Tutte le reti di monitoraggio con acquisizione automatizzata sono in grado di inviare i dati alla sala operativa del CMG, tramite due differenti mezzi trasmissivi (GPRS, Satellite o Radio) per garantire la ricezione costante del dato. Grazie ad apposite modellazioni, vengono individuate soglie di pericolosità finalizzate all’allarmistica su numerose aree.

Non tutti i monitoraggi del CMG sono però con valenza di allarmistica. Sulle aree monitorate a scopo conoscitivo si analizzano, mediante periodiche campagne di misura, informazioni su movimenti e se ne controlla l’evoluzione.

Supporto alla Regione Lombardia nella gestione di situazioni di dissesto

In occasione di situazioni emergenziali i tecnici del CMG forniscono a Regione Lombardia, dietro sua richiesta, supporto tecnico specialistico.


BIBLIOGRAFIA

ARPA LOMBARDIA: (2014 e succ.): “Procedura aperta sopra soglia comunitaria – tramite piattaforma SINTEL - per l'adeguamento e l’ampliamento della rete geologica di ARPA Lombardia ai sensi della L.R. 31 luglio 2013, n. 5 Progetto ARMOGEO”. Progetto Definitivo, Esecutivo. A cura Ing. P. Bernardi, P. Cancelli, M. Manassero.

ARPA LOMBARDIA: DEI CAS L., FERRARINI F., (2011) - Monitoraggio Geologico nella zona del Santuario di Gallivaggio, nel territorio comunale di San Giacomo Filippo (SO) PROGETTO ESECUTIVO Sondrio, maggio 2011. Aggiornamento settembre 2011.

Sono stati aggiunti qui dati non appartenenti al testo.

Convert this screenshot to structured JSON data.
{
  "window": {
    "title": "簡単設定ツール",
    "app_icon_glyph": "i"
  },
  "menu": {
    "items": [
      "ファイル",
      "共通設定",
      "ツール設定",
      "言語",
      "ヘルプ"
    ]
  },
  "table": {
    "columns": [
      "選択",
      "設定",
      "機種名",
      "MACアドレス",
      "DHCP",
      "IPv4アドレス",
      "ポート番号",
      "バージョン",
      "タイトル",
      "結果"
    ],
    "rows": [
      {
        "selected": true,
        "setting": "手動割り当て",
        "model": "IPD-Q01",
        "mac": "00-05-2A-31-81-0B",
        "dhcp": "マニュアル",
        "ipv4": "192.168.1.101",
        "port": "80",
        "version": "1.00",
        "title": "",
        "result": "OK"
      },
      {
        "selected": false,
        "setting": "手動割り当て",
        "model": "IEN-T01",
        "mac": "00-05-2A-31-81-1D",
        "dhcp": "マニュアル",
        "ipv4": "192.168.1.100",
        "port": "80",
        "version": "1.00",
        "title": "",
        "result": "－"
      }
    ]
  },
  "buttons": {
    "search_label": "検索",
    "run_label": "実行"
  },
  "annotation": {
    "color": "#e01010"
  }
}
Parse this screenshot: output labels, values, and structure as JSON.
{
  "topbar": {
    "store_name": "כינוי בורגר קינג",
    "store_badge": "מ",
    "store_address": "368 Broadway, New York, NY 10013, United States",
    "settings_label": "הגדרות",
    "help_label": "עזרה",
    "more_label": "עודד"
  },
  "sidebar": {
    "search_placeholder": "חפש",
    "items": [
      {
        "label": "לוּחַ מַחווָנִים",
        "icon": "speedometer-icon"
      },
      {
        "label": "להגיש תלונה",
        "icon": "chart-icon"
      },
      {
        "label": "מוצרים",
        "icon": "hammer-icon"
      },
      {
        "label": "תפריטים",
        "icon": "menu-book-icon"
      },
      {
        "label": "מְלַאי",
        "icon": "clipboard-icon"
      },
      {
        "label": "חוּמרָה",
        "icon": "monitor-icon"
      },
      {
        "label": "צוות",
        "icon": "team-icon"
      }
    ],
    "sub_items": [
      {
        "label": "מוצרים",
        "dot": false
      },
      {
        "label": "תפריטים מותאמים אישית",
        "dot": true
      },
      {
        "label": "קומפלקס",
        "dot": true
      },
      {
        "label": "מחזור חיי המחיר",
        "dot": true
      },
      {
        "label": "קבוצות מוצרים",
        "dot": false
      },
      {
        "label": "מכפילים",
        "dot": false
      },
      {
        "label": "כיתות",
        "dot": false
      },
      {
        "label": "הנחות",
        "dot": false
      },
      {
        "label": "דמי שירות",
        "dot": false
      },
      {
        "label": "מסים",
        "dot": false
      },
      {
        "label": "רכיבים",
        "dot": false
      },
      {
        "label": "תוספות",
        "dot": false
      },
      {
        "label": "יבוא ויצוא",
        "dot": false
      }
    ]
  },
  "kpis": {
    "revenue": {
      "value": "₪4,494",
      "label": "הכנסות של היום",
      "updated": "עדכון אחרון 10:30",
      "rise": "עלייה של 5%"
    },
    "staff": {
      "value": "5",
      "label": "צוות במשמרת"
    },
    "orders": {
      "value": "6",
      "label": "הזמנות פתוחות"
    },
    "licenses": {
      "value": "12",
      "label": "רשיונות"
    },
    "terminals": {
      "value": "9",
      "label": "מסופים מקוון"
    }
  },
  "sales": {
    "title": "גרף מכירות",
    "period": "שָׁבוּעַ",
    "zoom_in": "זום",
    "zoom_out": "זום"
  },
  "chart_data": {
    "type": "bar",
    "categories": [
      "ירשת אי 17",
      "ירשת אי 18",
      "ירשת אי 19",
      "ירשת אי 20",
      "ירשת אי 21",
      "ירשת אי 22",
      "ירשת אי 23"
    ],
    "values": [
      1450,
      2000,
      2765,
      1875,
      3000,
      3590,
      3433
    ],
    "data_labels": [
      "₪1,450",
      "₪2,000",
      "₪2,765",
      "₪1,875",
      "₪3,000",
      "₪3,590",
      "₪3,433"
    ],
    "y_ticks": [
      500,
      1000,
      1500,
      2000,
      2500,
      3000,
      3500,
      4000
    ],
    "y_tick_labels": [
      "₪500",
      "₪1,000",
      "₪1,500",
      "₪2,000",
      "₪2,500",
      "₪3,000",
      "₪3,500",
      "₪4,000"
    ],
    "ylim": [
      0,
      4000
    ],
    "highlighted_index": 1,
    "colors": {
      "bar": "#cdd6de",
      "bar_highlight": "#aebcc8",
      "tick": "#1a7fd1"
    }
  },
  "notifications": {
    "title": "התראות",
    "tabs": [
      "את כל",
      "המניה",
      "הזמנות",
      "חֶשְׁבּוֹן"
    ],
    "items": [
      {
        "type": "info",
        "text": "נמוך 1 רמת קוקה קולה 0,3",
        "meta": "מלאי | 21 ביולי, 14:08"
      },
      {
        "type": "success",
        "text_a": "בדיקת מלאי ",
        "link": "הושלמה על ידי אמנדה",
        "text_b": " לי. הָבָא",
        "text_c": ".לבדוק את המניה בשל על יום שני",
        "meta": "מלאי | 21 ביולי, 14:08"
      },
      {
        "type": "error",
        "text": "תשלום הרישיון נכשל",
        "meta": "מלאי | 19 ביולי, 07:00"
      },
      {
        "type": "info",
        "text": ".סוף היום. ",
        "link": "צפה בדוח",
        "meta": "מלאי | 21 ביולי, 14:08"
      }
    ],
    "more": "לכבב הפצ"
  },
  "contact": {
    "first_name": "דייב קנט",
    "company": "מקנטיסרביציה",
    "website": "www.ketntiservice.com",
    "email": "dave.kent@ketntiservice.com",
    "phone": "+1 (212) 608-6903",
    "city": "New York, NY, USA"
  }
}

ARPA LOMBARDIA: DEI CAS L., FERRARINI F., (2012) - Cresta Emet – Comune di Madesimo (SO) - Relazione relativa ai primi risultati conseguiti con il monitoraggio periodico effettuato tra il giugno 2011 e il settembre 2012 dicembre 2012.


ARPA LOMBARDIA: DEI CAS L., GIUDES F., (2013) - Monitoraggio geologico sui disseti - nella località Val Vedetta nel territorio comunale di Gianico (BS) - adeguamento ed implementazione della rete di monitoraggio attuale. Progetto preliminare settembre 2013.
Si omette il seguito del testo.